LA CHUTE FINALE DE L’EMPIRE AMÉRICAIN?
Les États-Unis sont devenus depuis quelques semaines l’épicentre mondial de la pandémie du coronavirus. Le nombre de morts de la COVID-19 y a doublé au cours des deux dernières semaines, atteignant plus de 50 000, jeudi.
Bien que des États comme l’Utah, le Tennessee et la Géorgie s’activent à assouplir les restrictions qu’ils ont imposées dans le but de stimuler leurs économies «verrouillées», le nombre de nouveaux cas enregistrés quotidiennement n’a pas encore diminué. Les États-Unis en enregistrent en moyenne 25 000 par jour.
Le président Donald Trump est apparu de plus en plus incompétent à s’acquitter de ses responsabilités les plus élémentaires au niveau national. Il est aussi devenu une risée mondiale. Ses graves erreurs sont en train de coûter la vie à d’innombrables Américains. L’idée même du leadership mondial des États-Unis s’est aujourd’hui brutalement fracassée.
Dans un article remarqué publié cette semaine dans l’important hebdomadaire canadien Maclean’s, son auteur adressait un message clair à Ottawa, mais qui peut aussi être d’intérêt pour les élites dirigeantes du reste du monde: «Il serait prudent pour le gouvernement canadien d’évaluer le déclin continu des États-Unis comme une véritable option et ce que cela signifierait pour nos intérêts nationaux et mondiaux».
Celui qui l’écrit n’est pas n’importe qui. Sergio Marchi a été député et ministre canadien. Il a également été ambassadeur du Canada auprès de l’Organisation mondiale du commerce et des Agences des Nations Unies à Genève. Il a donc incontestablement fait partie du noyau dur de l’establishment diplomatique canadien et mondial. La question qu’il pose est fondamentale: « L’empire américain est-il en danger?» (Is the U.S. empire in jeopardy?). On connaît bien les habituelles objections soulevées à ce type de questions par les défenseurs zélés de Washington.
Les problèmes auxquels fait face actuellement la puissance américaine pourront facilement être résolus, car les États-Unis sont la plus grande économie de la planète, le seul pays avec une portée militaire réellement mondiale, de surcroît détenteur de la monnaie constituant la plus grande réserve du monde, et une nation avec une légendaire capacité à se réinventer au fil des générations.

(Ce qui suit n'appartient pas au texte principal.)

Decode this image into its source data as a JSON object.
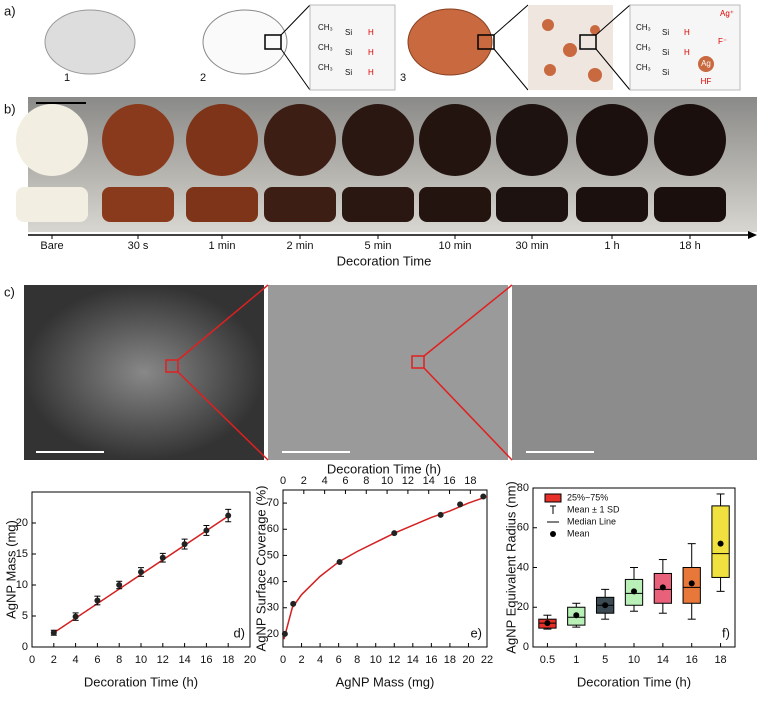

Sauf que, l’hypothèse alternative est aussi permise. «Si Trump est réélu, il y a peu d’espoir de renouveau, qui a été une caractéristique de longue date de la société américaine», s’inquiète par exemple Marchi.
Avec quatre années de plus sous le règne de Trump, il croit que le système politique américain «atteindrait probablement de nouveaux creux impensables».
On ne peut pas dire que Justin Trudeau ne soit pas familier avec le thème récurrent du déclin américain. Dans un article publié en 2012, Trudeau soulignait la centralité de l’Asie pour l’économie canadienne. «Pendant une grande partie de notre histoire, notre relation commerciale avec les ÉtatsUnis était la seule qui fut vraiment importante», écrivait-il. Il estimait alors cette période révolue. Au XXIe siècle, «nous ne pouvons plus compter sur les États-Unis pour alimenter notre croissance», soutenait-il.
Il est aujourd’hui à la barre. Face à ces tendances inquiétantes et apparemment irréversibles de l’empire américain, comment réagit-il? Marchi trouve inspirant l’exemple de nombreux pays européens qui n’attendent pas et préparent déjà leurs propres plans d’urgence.
Le Canada pourrait faire de même. «Tranquillement mais délibérément, nos dirigeants politiques devraient évaluer ce changement en posant des questions difficiles, dans le but d’élaborer des options stratégiquement efficaces si elles sont nécessaires.»
Des actions diligentes seraient nécessaires dans plusieurs domaines cruciaux. Au plan économique, le Canada serait avisé d’ajuster sa stratégie commerciale mondiale et de commencer à s’inquiéter de la perte probable de millions d’emplois «qui sont étroitement liés à une Amérique forte», et de la fuite de milliards de dollars en investissements américains. Au plan géopolitique, le Canada est également invité à envisager de nouvelles relations stratégiques et alliances.
Dans un entretien-vidéo publié cette semaine sur le site du journal Globe and Mail, le célèbre universitaire et intellectuel Fareed Zakaria de CNN louangeait la réponse canadienne au COVID-19 et invitait Ottawa à exercer une influence positive sur les États-Unis. Trudeau reste silencieux. Pourra-t-il enfin être à la hauteur?